Cultural Studies paper by Orosz, József
University of Ottawa, Canada

"Meeting of Worlds, Melting of Cultures" -- A journey from East to West

Type of Abstract (select):

Abstract (max. 250 words):
This presentation aims to provide an insight into how an Eastern European journalist and professor’s way of thinking and story meets the Canadian culture and academic practice at universities while teaching different courses in journalism and political science.
While in Hungary, the constitutional system and the rule of law were weakened following the last elections of 2010, and the system of checks and balances has almost ceased to exist, the freedoms of speech and expression are continuously challenged and suppressed; the fundamental rights and freedoms —especially the freedom of assembly and opinion— have been thought to be subdued in Canada following the G20 Summit of 2010 in Toronto and the 2011 Vancouver Stanley Cup riot.
While teaching journalism ethics and theory of radio and television at different universities in Ottawa and Toronto, students and professors often claim that the incumbent party in Canada has already launched an attack against fundamental freedoms. During lectures and class debates, two different worlds and different experiences met each other and generated heated discussion about where the point of no return lies in a democracy. According to some stereotypes, Canadians are forbearing citizens and Hungarians are said to be warm-blooded, yet every lecture and debate proves that both Canadian born students and first generation immigrants to Canada have learnt the same lesson. In Canada, from the very first moments, the country makes her citizens able to protect democracy and not to accept harm on freedom. The Hungarian example reveals the fact that a newborn democracy can easily be the victim of social instability, political populism, and apathy, while a country over the Atlantic enables her citizens to safeguard freedom. The experience of witnessing how Canadian professors and students learnt the lesson about functional multiculturalism and different ethnic groups’ peaceful coexistence evokes opposite sentiments back in Hungary. Besides teaching the compulsory curriculum, differing backgrounds and understandings come face-to-face, resulting in the melting of different cultures and the emergence of the very same democratic ethos.
This journey of a Hungarian immigrant is an apparent demonstration of mutual understanding and interaction between contrasting cultures and experiences.

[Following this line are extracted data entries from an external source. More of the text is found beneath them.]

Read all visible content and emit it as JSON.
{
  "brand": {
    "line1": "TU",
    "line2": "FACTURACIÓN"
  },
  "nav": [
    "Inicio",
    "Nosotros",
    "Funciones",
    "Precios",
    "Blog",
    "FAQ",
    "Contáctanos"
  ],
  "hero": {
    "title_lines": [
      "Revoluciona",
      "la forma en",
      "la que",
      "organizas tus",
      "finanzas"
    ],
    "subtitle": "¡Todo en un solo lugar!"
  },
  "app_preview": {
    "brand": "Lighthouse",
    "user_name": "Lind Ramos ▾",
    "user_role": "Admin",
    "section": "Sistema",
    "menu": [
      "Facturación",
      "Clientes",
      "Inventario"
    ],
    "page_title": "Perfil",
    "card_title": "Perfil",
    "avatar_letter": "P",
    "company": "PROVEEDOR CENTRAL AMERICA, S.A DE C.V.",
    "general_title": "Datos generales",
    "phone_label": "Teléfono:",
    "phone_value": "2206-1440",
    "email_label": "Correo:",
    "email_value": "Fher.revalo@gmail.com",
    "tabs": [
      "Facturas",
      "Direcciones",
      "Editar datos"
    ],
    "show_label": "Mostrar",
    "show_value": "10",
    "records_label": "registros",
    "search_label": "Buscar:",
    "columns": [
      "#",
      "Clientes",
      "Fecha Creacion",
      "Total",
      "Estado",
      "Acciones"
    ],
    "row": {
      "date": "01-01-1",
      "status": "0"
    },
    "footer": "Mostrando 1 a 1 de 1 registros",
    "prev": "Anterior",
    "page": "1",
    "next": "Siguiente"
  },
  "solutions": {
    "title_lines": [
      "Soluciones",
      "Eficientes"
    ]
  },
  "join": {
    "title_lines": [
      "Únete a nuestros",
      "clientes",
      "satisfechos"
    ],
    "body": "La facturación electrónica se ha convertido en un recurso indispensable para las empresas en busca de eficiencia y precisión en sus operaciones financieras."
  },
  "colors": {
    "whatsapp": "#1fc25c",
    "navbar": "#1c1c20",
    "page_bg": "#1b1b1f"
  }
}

Brief Professional Bio (max. 100 words):
Jozsef Orosz is an adjunct professor teaching journalism ethics, theory of radio and television and media policies at different universities in Ottawa and Toronto. Before his landing in Canada, he was one of the top-notch broadcast journalists hosting radio and TV shows in Hungary, also a human rights activist and founder of the Hungarian Democratic Charter of 2007. He did some landmark interviews, radio and TV shows in his country of birth. He covered the fall of the Berlin Wall, the collapse of Communism in Eastern Europe, sent his reports from Baghdad during the Gulf Wars in 1991 and 2003, covered the Yugoslav war and the aerial bombing of Belgrade. Mr. Orosz worked at ABC Evening News with Peter Jennings in 1991, and gained a scholarship to the University of Texas, Austin in 1995. He received recognition for his journalistic works, was awarded with the Hungarian Pulitzer Prize and Hemingway Prize for Lifetime Achievement in journalism.